With all due respect to an earnest and venerable man, Bosh! Sentimentality changed the form of slavery, but it did not change the substance. There are more slaves in the South today than ever there were before the war. Only the appearance of the thing has changed. The slaves of today are mill hands instead of field hands, and white instead of black. No other difference is visible to the naked eye.

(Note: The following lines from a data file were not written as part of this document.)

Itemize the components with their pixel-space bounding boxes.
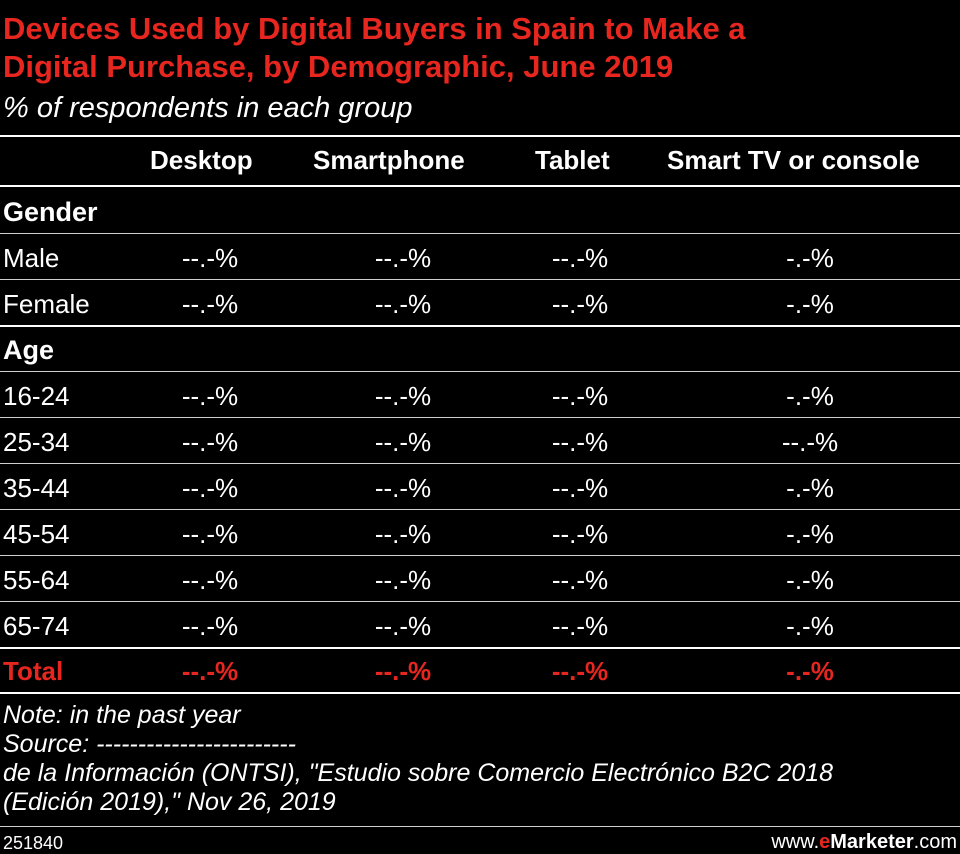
column-header-tablet: Tablet	[535, 145, 610, 175]
total-cell: --.-%	[181, 656, 239, 686]
table-cell: --.-%	[181, 611, 239, 641]
total-rule	[0, 647, 960, 649]
table-cell: -.-%	[786, 289, 834, 319]
row-divider	[0, 601, 960, 602]
row-divider	[0, 555, 960, 556]
source-line-3: (Edición 2019)," Nov 26, 2019	[3, 788, 336, 816]
table-cell: --.-%	[781, 427, 839, 457]
table-cell: --.-%	[181, 381, 239, 411]
row-divider	[0, 509, 960, 510]
footer-rule	[0, 826, 960, 827]
chart-title-line-2: Digital Purchase, by Demographic, June 2…	[3, 49, 674, 84]
table-cell: --.-%	[374, 427, 432, 457]
source-line-1: Source: ------------------------	[3, 730, 296, 758]
table-cell: -.-%	[786, 565, 834, 595]
logo-prefix: www.	[771, 831, 820, 853]
table-cell: --.-%	[551, 473, 609, 503]
table-cell: -.-%	[786, 473, 834, 503]
header-rule	[0, 185, 960, 187]
table-cell: --.-%	[374, 381, 432, 411]
group-label-gender: Gender	[3, 197, 98, 227]
table-cell: --.-%	[181, 565, 239, 595]
table-cell: --.-%	[551, 427, 609, 457]
row-divider	[0, 371, 960, 372]
table-cell: --.-%	[181, 519, 239, 549]
row-divider	[0, 233, 960, 234]
table-cell: --.-%	[374, 473, 432, 503]
logo-e: e	[819, 831, 831, 853]
logo-suffix: .com	[913, 831, 957, 853]
table-cell: --.-%	[551, 289, 609, 319]
row-label-45-54: 45-54	[3, 519, 70, 549]
table-bottom-rule	[0, 692, 960, 694]
table-top-rule	[0, 135, 960, 137]
column-header-smartphone: Smartphone	[313, 145, 465, 175]
column-header-smart-tv: Smart TV or console	[667, 145, 920, 175]
group-label-age: Age	[3, 335, 55, 365]
row-label-male: Male	[3, 243, 60, 273]
source-line-2: de la Información (ONTSI), "Estudio sobr…	[3, 759, 834, 787]
chart-title: Devices Used by Digital Buyers in Spain …	[3, 10, 953, 86]
total-cell: -.-%	[786, 656, 834, 686]
table-cell: --.-%	[374, 289, 432, 319]
chart-subtitle: % of respondents in each group	[3, 92, 413, 124]
row-divider	[0, 463, 960, 464]
table-cell: --.-%	[374, 611, 432, 641]
row-label-total: Total	[3, 656, 64, 686]
table-cell: -.-%	[786, 381, 834, 411]
table-cell: --.-%	[374, 519, 432, 549]
table-cell: -.-%	[786, 519, 834, 549]
table-cell: --.-%	[551, 519, 609, 549]
total-cell: --.-%	[551, 656, 609, 686]
table-cell: -.-%	[786, 243, 834, 273]
column-header-desktop: Desktop	[150, 145, 253, 175]
row-divider	[0, 417, 960, 418]
table-cell: --.-%	[551, 243, 609, 273]
table-cell: -.-%	[786, 611, 834, 641]
table-cell: --.-%	[551, 381, 609, 411]
logo-name: Marketer	[830, 831, 914, 853]
table-cell: --.-%	[551, 611, 609, 641]
row-label-16-24: 16-24	[3, 381, 70, 411]
row-label-female: Female	[3, 289, 90, 319]
note: Note: in the past year	[3, 701, 241, 729]
chart-title-line-1: Devices Used by Digital Buyers in Spain …	[3, 11, 746, 46]
group-rule	[0, 325, 960, 327]
table-cell: --.-%	[374, 565, 432, 595]
table-cell: --.-%	[181, 427, 239, 457]
row-divider	[0, 279, 960, 280]
table-cell: --.-%	[551, 565, 609, 595]
row-label-55-64: 55-64	[3, 565, 70, 595]
table-cell: --.-%	[181, 289, 239, 319]
table-cell: --.-%	[181, 243, 239, 273]
row-label-65-74: 65-74	[3, 611, 70, 641]
row-label-25-34: 25-34	[3, 427, 70, 457]
total-cell: --.-%	[374, 656, 432, 686]
emarketer-logo: www.eMarketer.com	[771, 831, 957, 853]
table-cell: --.-%	[374, 243, 432, 273]
table-cell: --.-%	[181, 473, 239, 503]
chart-id: 251840	[3, 833, 64, 853]
row-label-35-44: 35-44	[3, 473, 70, 503]
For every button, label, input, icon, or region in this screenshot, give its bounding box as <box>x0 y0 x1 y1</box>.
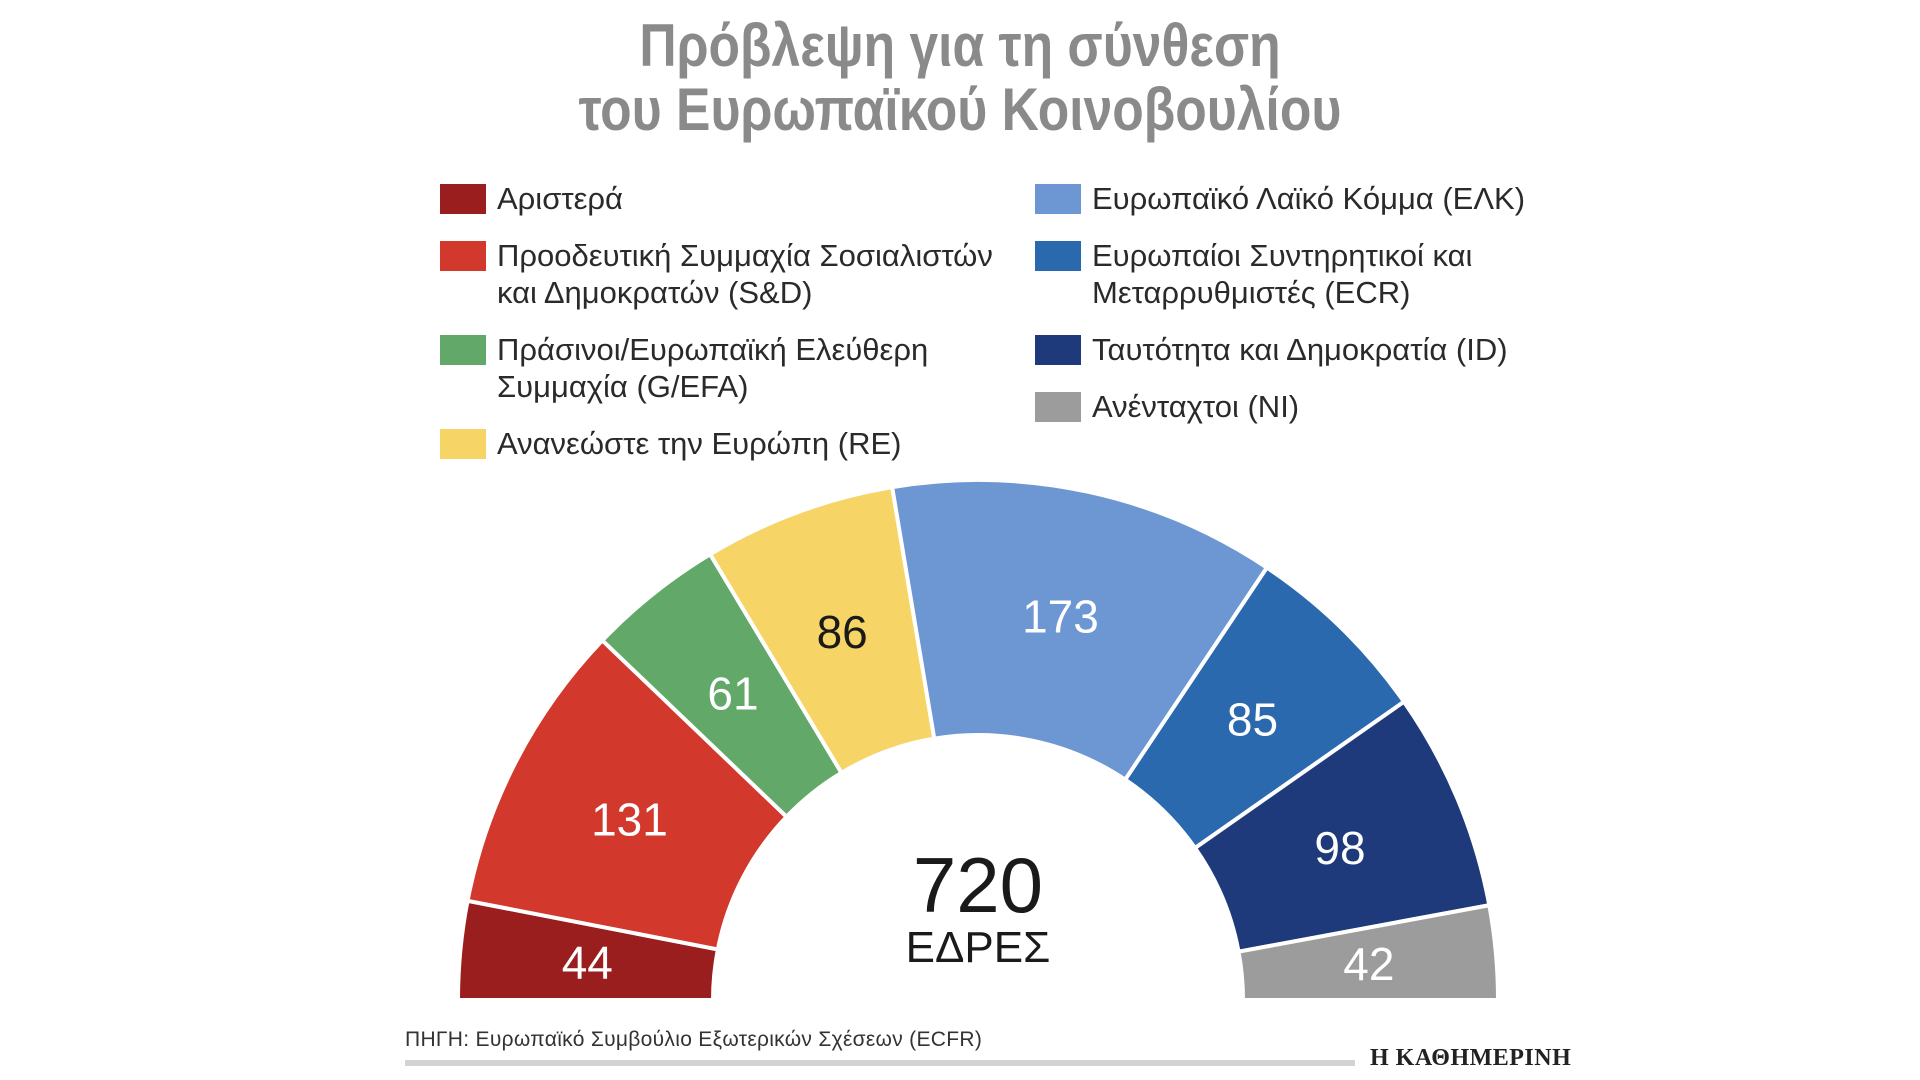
chart-title: Πρόβλεψη για τη σύνθεση του Ευρωπαϊκού Κ… <box>134 14 1785 142</box>
total-seats-value: 720 <box>913 841 1043 929</box>
legend-item-ecr: Ευρωπαίοι Συντηρητικοί και Μεταρρυθμιστέ… <box>1035 237 1632 311</box>
legend-label: Αριστερά <box>497 181 623 216</box>
hemicycle-value-labels: 44 131 61 86 173 85 98 42 <box>562 590 1395 990</box>
segment-value-label: 173 <box>1022 590 1099 642</box>
legend-label: Ταυτότητα και Δημοκρατία (ID) <box>1092 332 1508 367</box>
legend-label: Πράσινοι/Ευρωπαϊκή Ελεύθερη Συμμαχία (G/… <box>497 332 929 404</box>
segment-value-label: 98 <box>1314 822 1365 874</box>
legend-item-epp: Ευρωπαϊκό Λαϊκό Κόμμα (ΕΛΚ) <box>1035 180 1632 217</box>
legend-swatch <box>440 241 486 271</box>
legend-right: Ευρωπαϊκό Λαϊκό Κόμμα (ΕΛΚ) Ευρωπαίοι Συ… <box>1035 180 1632 445</box>
title-line-2: του Ευρωπαϊκού Κοινοβουλίου <box>578 76 1342 143</box>
total-seats-label: ΕΔΡΕΣ <box>906 923 1051 972</box>
footer-rule <box>405 1060 1355 1066</box>
segment-value-label: 42 <box>1343 938 1394 990</box>
hemicycle-segments <box>455 478 1501 1002</box>
legend-label: Ανένταχτοι (NI) <box>1092 389 1300 424</box>
segment-value-label: 85 <box>1227 693 1278 745</box>
title-line-1: Πρόβλεψη για τη σύνθεση <box>639 12 1281 79</box>
legend-swatch <box>440 184 486 214</box>
legend-item-left: Αριστερά <box>440 180 1037 217</box>
segment-value-label: 131 <box>591 794 668 846</box>
source-note: ΠΗΓΗ: Ευρωπαϊκό Συμβούλιο Εξωτερικών Σχέ… <box>405 1028 983 1051</box>
segment-value-label: 44 <box>562 936 613 988</box>
hemicycle-segment <box>1236 902 1501 1002</box>
legend-label: Προοδευτική Συμμαχία Σοσιαλιστών και Δημ… <box>497 238 993 310</box>
legend-item-id: Ταυτότητα και Δημοκρατία (ID) <box>1035 331 1632 368</box>
segment-value-label: 61 <box>707 667 758 719</box>
legend-swatch <box>1035 184 1081 214</box>
legend-label: Ανανεώστε την Ευρώπη (RE) <box>497 426 902 461</box>
legend-item-greens: Πράσινοι/Ευρωπαϊκή Ελεύθερη Συμμαχία (G/… <box>440 331 1037 405</box>
legend-swatch <box>1035 392 1081 422</box>
legend-swatch <box>1035 241 1081 271</box>
legend-left: Αριστερά Προοδευτική Συμμαχία Σοσιαλιστώ… <box>440 180 1037 482</box>
publisher-logo: Η ΚΑΘΗΜΕΡΙΝΗ <box>1370 1045 1572 1071</box>
segment-value-label: 86 <box>817 606 868 658</box>
legend-swatch <box>440 429 486 459</box>
legend-item-sd: Προοδευτική Συμμαχία Σοσιαλιστών και Δημ… <box>440 237 1037 311</box>
legend-item-ni: Ανένταχτοι (NI) <box>1035 388 1632 425</box>
legend-item-renew: Ανανεώστε την Ευρώπη (RE) <box>440 425 1037 462</box>
legend-swatch <box>1035 335 1081 365</box>
legend-label: Ευρωπαϊκό Λαϊκό Κόμμα (ΕΛΚ) <box>1092 181 1526 216</box>
legend-label: Ευρωπαίοι Συντηρητικοί και Μεταρρυθμιστέ… <box>1092 238 1473 310</box>
legend-swatch <box>440 335 486 365</box>
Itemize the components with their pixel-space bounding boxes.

Slavery needs no defense. It is an institution inherent in the nature of man. Personally, though I am a slave myself, I have no objection to it. It seems to me necessary that a large proportion of the human beings in the world should do hard work, and in order to bring them to it it is necessary to use force. Not one man in 20, given his free choice, would devote enough time to any useful occupation to gain any genuine skill at it. Pressure is indispensable, and the most convenient way to exert that pressure is by reducing the worker’s compensation to a minimum, and by doling it out in such manner that he can never get enough capital ahead to give him the unproductive leisure he yearns for.


This is cruel, of course, but that is no more than saying that life itself is cruel. The cruelness of life, indeed, is its most salient characteristic. Certainly not even Wegg himself, with all his talent for sentimental enthusiasm, would undertake to defend cholera morbus, or parturition, or blizzards, or mosquito bites as agreeable. In the same way work, save to a few rare human beings, is intensely and incurably unpleasant. But most of us inherit the necessity for doing it from our improvident ancestors, just as we inherit various painful and disgusting diseases and various costly defects and deficiencies in the structure of our kidneys, bones, teeth and cerebrums.


Wegg and his like propose to repeal all of these natural laws by denying them, or, to be more accurate, by restating them in more humane and comforting terms. At one time, for example, all the sentimentalists of the United States got together and decided that slavery was a harsh and irritating word. So they renamed the thing “freedom,” and then announced solemnly that slavery was no more. It made no difference, of course, to the slaves, but it made a lot of difference to the reformers. Many of the latter, by a characteristic joke of fate, are now slaves themselves. I know several veterans of the Civil War who work for newspapers.


Sometimes the change made by suceessful reformers is even less real than that I have just described. Now and then, indeed, they do not change the name of the thing at all, but merely modify their way of spelling it, for example, consider Prostitution. Many earnest men in this town now war upon that ancient evil with a great emission of sweat, brimstone and parts of speech. In the course of time, I have no doubt, Prostitution will be formally abolished by these pious sluggers and a shaft will arise to its obscene memory. But prostitution, with the P changed into p, will still remain.